Why isn’t it working?

Human rights worker Nada Awad indicates that “International law is clear on the illegality of annexation, but the international legal system has no mechanisms for enforcing the principles of international humanitarian law. This is why its implementation by third states is based on political will”.

The fact that political motivation is the only way to stop one particular state of violating international law, makes the respect of human rights subject to political and economic calculations, based on interest. “Political and economic countermeasures, including sanctions, have been taken by the EU to counter the annexation of Crimea and Sevastopol by Russia” says Nada Awad, “In contrast, on Palestine, the EU is only making statements on the illegality of annexation”.

This contrast can be easily understood by examining EU’s relations with Israel. According to the European Commission’s official website, trade between Israel and the EU reached 36.2 billion euros in 2017. The figure might be small compared to the 232 billion euros worth trade between the EU and Russia, but it is the nature of this trade that gives it its importance.

The EU’s trade relations with the occupation state are regulated by an association agreement since 2000. The EU had signed an association agreement with the PLO in 1997, on behalf of the Palestinian Authority, treating the West Bank and the Gaza Strip as a separate trade partner, distinct from Israel. However, Israel’s exports to the EU countries, as well as Israelí markets receiving imports from the EU have always, in reality, included Israeli settlements in the West Bank. In 2015, the EU made it obligatory to label Israeli goods coming from settlements in Palestinian territory, while continuing to allow the importation of these goods into European markets.

Will it really happen?

From a practical perspective, it is already happening and has been for years. Settlements are effectively treated by Israel as parts of its own territory, connected to the heart of the Israeli state, completely separated from their Palestinian surrounding. The Israeli wall, built since 2002, has chopped off extensive parts of the West Bank, separating them completely from the rest of the Palestinian territory. In addition, Palestinian natural resources in the West Bank are being exploited by Israeli firms or privatized by Israel to international companies.

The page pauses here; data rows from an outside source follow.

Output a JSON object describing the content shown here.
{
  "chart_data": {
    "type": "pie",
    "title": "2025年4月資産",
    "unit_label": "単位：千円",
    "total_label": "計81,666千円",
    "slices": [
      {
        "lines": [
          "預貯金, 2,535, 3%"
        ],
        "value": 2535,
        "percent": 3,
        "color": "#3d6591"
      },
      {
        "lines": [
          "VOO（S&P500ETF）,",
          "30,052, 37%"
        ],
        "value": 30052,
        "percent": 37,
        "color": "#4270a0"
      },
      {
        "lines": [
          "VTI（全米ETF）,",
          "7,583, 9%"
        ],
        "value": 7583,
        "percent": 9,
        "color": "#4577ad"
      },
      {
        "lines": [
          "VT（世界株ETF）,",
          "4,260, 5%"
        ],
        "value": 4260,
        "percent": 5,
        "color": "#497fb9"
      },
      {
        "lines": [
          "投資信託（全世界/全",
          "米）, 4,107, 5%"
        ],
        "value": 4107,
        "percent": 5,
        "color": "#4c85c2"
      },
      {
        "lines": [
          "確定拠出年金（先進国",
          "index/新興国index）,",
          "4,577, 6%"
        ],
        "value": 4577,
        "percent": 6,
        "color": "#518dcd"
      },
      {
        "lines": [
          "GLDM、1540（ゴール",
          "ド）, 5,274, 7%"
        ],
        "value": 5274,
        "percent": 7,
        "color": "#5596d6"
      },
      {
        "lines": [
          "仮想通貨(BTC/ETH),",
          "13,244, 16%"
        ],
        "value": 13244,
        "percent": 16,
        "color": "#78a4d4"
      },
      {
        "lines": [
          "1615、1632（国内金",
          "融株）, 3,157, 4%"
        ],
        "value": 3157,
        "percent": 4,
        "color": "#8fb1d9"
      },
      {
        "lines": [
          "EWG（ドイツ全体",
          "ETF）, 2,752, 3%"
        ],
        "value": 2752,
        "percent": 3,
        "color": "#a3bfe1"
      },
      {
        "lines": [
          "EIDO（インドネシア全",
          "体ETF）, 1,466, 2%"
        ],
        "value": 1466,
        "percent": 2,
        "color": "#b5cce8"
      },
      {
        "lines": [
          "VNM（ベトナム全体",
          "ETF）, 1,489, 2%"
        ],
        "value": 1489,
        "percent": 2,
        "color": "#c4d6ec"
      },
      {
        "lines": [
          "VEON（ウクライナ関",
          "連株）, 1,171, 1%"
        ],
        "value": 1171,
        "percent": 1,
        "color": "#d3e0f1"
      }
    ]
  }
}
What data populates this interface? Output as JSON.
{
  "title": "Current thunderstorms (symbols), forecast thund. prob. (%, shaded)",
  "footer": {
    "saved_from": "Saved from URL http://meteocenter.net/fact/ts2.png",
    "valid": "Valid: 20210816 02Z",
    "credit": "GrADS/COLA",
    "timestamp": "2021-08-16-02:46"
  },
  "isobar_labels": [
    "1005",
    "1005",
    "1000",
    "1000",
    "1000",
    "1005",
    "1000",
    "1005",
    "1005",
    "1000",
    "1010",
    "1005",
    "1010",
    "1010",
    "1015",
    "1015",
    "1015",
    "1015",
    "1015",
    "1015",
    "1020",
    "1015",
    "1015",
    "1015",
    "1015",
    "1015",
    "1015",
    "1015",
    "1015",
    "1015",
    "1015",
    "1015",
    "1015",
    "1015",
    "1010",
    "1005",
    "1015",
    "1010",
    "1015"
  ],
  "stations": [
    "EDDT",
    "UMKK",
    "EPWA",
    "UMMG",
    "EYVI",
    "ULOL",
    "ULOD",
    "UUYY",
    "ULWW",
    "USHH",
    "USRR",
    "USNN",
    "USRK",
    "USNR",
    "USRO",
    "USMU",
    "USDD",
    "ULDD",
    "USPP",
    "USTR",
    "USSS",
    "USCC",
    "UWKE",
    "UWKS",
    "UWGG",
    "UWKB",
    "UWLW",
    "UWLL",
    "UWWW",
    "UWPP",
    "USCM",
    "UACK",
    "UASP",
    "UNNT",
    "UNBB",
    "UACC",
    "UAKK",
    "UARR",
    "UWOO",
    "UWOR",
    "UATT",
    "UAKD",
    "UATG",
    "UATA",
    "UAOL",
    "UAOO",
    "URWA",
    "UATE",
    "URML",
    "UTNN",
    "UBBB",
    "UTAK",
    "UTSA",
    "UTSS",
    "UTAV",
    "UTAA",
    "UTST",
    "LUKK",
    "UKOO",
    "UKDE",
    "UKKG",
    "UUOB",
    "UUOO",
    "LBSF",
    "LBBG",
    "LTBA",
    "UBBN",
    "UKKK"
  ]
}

But most importantly, annexation has already happened in the past. In 1980, following 13 years of occupation of Eastern Jerusalem, Israel passed the ‘Jerusalem fundamental law’, annexing the Eastern part of the city against international law. The decision was internationally condemned, never recognized by any country, before the US Trump administration actually did in 2019, but Jerusalem has been increasingly colonized anyway. Palestinians in the city are treated as ‘residents’, allowed to stay under strict conditions, stripped from their residency rights at any moment. Their property is confiscated to the benefit of Israeli settlers and the very identity and heritage of the city, like historical places, street names and even cemeteries are erased on a daily basis.

Not only will annexation happen, but it is already happening and has happened in the past. But Annexation is not the end of the story. Despite the occupation and all its colonial practices, and despite the ineffectiveness of the international system to stop it, Palestinians hold to their land against all odds. Their steadfastness is the first line of resistance and the only fact on the ground that the occupation has not been able to change. This steadfastness could eventually turn the tide, but Palestinians can not make it happen alone. Today more than ever, their resistance needs to have the support of all the peoples of the world, especially when states have failed them in their efforts to regain their rights. After all, our world is made of people, not of states.